Andrew Watt wspomina spotkanie z Paulem McCartneyem
Andrew Watt to obecnie zdecydowanie jedno z najgorętszych nazwisk w świecie muzyki rockowej. W ostatnich latach producent współpracował m.in. z Iggym Popem, Ozzy'm Osbourne'em czy formacją The Rolling Stones. Warto też wspomnieć, że w 2013 roku powołał do życia supergrupę California Breed, w której występował wraz z Glennem Hughesem (Deep Purple, Black Sabbath) oraz Jasonem Bonhamem (Foreigner).
Watt więc, przez lata, poznał wielu legendarnych rockmanów. Producent nie ukrywał, że jego marzeniem było spotkanie z Paulem McCartneyem. Ostatnio, w jednym z wywiadów, wspomniał właśnie o tym momencie, który... trochę go zestresował.
Powiedziałem jego menadżerowi, Scottowi Rodgerowi, który jest świetnym facetem:, że chciałbym kiedyś spotkać się z Paulem. A zaraz potem zdobyłem nagrodę Grammy dla producenta roku. I wtedy, tak myślę, powiedział o tym Paulowi. On się na to zgodził. "OK, chętnie bym poznał tego gościa", dostałem więc SMS-a: "Paul chce wpaść na herbatę do ciebie do domu". Paul McCartney ma przyjść, więc nie mogłem spać. W środku nocy zaczynałem myśleć: "Kurczę, nie mam gitar dla leworęcznych. Mam tylko gitary dla praworęcznych". Bo ja, choć jestem leworęczny, to gram prawą ręką. Powinniśmy wypić herbatę, ale co się stanie, jeśli będzie chciał zagrać akord albo pokazać mi coś? Takie miałem właśnie myśli. Mógłbym mieć Paula McCartneya grającego na gitarze przede mną, ale nie będzie w stanie. Zacząłem więc szukać w Google i znalazłem firmę, która wypożycza gitary dla leworęcznych. Więc były w domu – powiedział Andrew Watt w rozmowie w programie prowadzonym przez Howarda Sterna.
Co ciekawe, producent dodał także, że w trakcie tej rozmowy McCartney wyjawił mu sekret odnośnie jednego z utworów The Beatles. – Zaczęliśmy rozmawiać o "Blackbird", ponieważ jest to jedna z moich ulubionych piosenek wszech czasów.

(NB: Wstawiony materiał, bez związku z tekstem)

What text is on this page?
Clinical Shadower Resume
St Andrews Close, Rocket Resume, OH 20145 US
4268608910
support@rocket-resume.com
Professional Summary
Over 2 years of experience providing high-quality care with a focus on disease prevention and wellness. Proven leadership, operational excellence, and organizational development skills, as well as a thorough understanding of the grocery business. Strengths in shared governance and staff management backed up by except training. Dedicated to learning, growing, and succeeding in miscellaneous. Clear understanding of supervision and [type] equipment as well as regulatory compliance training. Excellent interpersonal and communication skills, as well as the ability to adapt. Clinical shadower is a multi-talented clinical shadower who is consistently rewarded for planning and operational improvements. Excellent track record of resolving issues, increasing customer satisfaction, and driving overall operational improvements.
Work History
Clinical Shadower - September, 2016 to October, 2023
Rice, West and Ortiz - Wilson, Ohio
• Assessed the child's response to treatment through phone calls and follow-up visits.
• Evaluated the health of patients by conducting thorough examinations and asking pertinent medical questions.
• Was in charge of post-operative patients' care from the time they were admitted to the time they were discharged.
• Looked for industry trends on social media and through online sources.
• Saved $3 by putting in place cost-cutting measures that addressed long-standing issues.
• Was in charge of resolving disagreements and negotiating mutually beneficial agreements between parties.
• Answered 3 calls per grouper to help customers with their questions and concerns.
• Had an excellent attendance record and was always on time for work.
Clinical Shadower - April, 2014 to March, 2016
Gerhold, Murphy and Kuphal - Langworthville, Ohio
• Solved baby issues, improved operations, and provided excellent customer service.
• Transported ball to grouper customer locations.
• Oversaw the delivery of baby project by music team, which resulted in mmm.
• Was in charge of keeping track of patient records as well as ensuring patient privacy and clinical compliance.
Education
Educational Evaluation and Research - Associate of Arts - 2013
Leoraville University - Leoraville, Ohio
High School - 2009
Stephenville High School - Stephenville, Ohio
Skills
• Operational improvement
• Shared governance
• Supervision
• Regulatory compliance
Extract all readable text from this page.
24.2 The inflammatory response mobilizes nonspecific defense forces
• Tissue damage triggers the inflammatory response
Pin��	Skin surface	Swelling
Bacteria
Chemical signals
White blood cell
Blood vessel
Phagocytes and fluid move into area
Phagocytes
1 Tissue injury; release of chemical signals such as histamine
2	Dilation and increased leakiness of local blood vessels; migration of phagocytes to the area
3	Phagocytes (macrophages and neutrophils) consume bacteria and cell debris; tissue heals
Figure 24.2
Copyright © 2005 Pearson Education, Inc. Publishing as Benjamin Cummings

To zresztą bardzo interesujący utwór do grania. Wymaga dość specyficznej gry prawą ręką. Zapytałem więc go, czy dobrze go gram. A on pokazywał mi różne rzeczy. Powiedział: "Najważniejsze to tupać nogą podczas grania". A ja myślałem, że to metronom. "Nie mieliśmy metronomów, to ja tupię nogą" – odparł. Więc jego noga była podłączona do mikrofonu w studiu. Zdobywanie takich małych informacji od źródła sprawia, że chce się żyć.
Utwór Blackbird znalazł się na White Album z 1968 roku.
Paul McCartney pracuje nad nowym albumem
W 2024 roku Paul McCartney zdecydowanie nie próżnował. Zagrał ponad 20 koncertów w ramach trasy Got Back. Muzyk odwiedził m.in. Stary Kontynent w grudniu (wystąpił we Francji, Hiszpanii oraz Wielkiej Brytanii). Jak się okazuje: tworzył też premierowe utwory.
Na swojej stronie internetowej McCartney odpowiadał na pytania fanów. Jedno z nich dotyczyło postanowień na 2025 rok. Artysta przyznał otwarcie, że chciałby w końcu skończyć nagrywanie nowego albumu. – Pracowałem nad wieloma utworami, ale musiałem to wszystko odłożyć na bok z powodu trasy koncertowej. Mam więc nadzieję, że wrócę do tego i skończę te piosenki. Moim noworocznym postanowieniem jest skończyć nowy album. I co o tym myślicie? – napisał Paul McCartney.
Na ten moment solową dyskografię McCartney'a cały czas zamyka krążek McCartney III, który ukazał się na rynku w grudniu 2020 roku.